O CNJ aprovou nesta terça-feira a resolução que estabelece as regras para a atuação de crianças e adolescentes em plataformas digitais, como Instagram e TikTok.
A proposta estabelece a necessidade da concessão de alvarás judiciais para atividades artísticas e participação em conteúdos publicados em perfil próprio, de responsáveis ou de terceiros.
Prevê que essas autorizações da Justiça terão prazo máximo de vigência de 12 meses, para crianças, e de 18 meses, para adolescentes.
Esse pedido de aval do Judiciário deverá ser formulado perante o juízo competente em relação a cada criança ou adolescente.
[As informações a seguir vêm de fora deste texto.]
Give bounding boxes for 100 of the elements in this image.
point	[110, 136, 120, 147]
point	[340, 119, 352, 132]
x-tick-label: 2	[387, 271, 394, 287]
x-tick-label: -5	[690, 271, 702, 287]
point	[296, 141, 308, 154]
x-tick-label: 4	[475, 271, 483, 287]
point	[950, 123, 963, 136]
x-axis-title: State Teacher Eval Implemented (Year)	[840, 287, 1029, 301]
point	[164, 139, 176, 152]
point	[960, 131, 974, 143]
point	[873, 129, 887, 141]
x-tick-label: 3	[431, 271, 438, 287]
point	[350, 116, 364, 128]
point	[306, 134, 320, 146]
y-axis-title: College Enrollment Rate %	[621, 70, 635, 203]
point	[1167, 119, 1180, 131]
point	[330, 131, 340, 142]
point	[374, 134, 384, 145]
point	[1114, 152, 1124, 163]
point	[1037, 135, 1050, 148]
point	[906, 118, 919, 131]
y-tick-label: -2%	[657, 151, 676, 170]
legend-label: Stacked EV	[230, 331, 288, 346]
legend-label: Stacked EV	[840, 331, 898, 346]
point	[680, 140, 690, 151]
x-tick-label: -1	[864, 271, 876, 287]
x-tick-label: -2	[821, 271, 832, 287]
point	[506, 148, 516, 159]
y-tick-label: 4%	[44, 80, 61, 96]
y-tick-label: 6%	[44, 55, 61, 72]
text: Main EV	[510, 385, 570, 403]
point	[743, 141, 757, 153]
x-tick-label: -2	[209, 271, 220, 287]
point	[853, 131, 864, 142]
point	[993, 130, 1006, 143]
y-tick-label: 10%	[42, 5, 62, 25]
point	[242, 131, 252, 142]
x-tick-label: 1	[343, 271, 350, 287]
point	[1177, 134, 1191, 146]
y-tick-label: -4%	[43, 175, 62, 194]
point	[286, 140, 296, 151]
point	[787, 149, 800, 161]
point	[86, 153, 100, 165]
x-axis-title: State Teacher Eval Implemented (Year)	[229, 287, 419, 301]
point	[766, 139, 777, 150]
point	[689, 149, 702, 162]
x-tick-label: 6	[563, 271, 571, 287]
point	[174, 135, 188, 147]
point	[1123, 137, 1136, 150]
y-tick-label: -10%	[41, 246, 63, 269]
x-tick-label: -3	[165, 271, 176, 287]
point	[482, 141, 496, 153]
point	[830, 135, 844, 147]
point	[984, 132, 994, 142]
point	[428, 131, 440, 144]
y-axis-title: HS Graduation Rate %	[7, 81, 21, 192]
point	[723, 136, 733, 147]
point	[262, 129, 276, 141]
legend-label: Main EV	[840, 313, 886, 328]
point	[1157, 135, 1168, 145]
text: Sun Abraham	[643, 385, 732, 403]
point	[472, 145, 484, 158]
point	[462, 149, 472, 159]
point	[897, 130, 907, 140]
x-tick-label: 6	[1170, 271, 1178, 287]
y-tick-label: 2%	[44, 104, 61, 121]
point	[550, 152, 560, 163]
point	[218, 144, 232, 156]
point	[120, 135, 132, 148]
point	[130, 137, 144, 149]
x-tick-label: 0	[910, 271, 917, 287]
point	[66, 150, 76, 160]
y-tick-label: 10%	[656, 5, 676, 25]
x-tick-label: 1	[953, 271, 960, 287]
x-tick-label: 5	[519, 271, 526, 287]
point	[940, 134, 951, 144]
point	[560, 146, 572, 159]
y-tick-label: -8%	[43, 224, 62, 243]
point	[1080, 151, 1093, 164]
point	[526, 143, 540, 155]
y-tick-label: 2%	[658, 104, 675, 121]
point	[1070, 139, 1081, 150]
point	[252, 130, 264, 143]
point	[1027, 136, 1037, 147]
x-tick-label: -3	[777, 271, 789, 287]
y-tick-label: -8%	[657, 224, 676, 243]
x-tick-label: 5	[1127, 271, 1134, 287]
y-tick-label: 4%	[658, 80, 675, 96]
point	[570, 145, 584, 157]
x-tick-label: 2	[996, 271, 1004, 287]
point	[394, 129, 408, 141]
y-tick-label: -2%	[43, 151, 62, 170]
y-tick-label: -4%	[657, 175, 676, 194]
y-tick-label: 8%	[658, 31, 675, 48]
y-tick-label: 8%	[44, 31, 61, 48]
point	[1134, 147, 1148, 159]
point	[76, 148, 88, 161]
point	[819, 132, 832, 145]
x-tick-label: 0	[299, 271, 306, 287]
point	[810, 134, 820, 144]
A solicitação poderá ser feita pelo responsável legal da criança ou do adolescente ou por quem demonstre legítimo interesse.
Deverá ainda ser acompanhado da identificação dos responsáveis legais da criança ou do adolescente e da comprovação de sua ciência, sem prejuízo da avaliação judicial acerca da manifestação de consentimento.
A iniciativa é um desdobramento do Estatuto da Criança e do Adolescente Digital, que entrou em vigor em março e fixou a necessidade de alvarás para a atuação dos chamados influenciadores mirins no ambiente digital.
Costurada pelo conselheiro Fábio Esteves, a resolução proíbe a participação de crianças e adolescentes em conteúdos erotizados ou de natureza sexual ou que exponham a criança ou o adolescente a situações violadoras, vexatórias ou degradantes.
Também veta a participação em conteúdos violadores de seus direitos fundamentais, em publicidade dirigida ao público infantil caracterizada como abusiva e em materiais que promovam ou estimulem apostas, jogos de azar, loterias ou atividades equivalentes.
Além disso, também não poderão aparecer em conteúdos que promovam discursos de ódio, discriminação ou outas formas de violência contra grupos vulneráveis e em materiais que exponham a criança ou o adolescente às piores formas de trabalho infantil.
O texto prevê ainda a criação de um banco nacional de alvarás concedidos, que terá entre os objetivos permitir que órgãos de fiscalização, como o Ministério Público, tenham acesso às informações sobre a atuação desses jovens nas redes.
A resolução sugere ainda que se crie uma reserva patrimonial em conta ou uma aplicação em nome da criança ou do adolescente. Propõe também mecanismos de controle e prestação de informações sobre a destinação dos rendimentos, além de restrições à utilização desses valores, quando forem identificados riscos de exploração econômica indevida ou de comprometimento do patrimônio.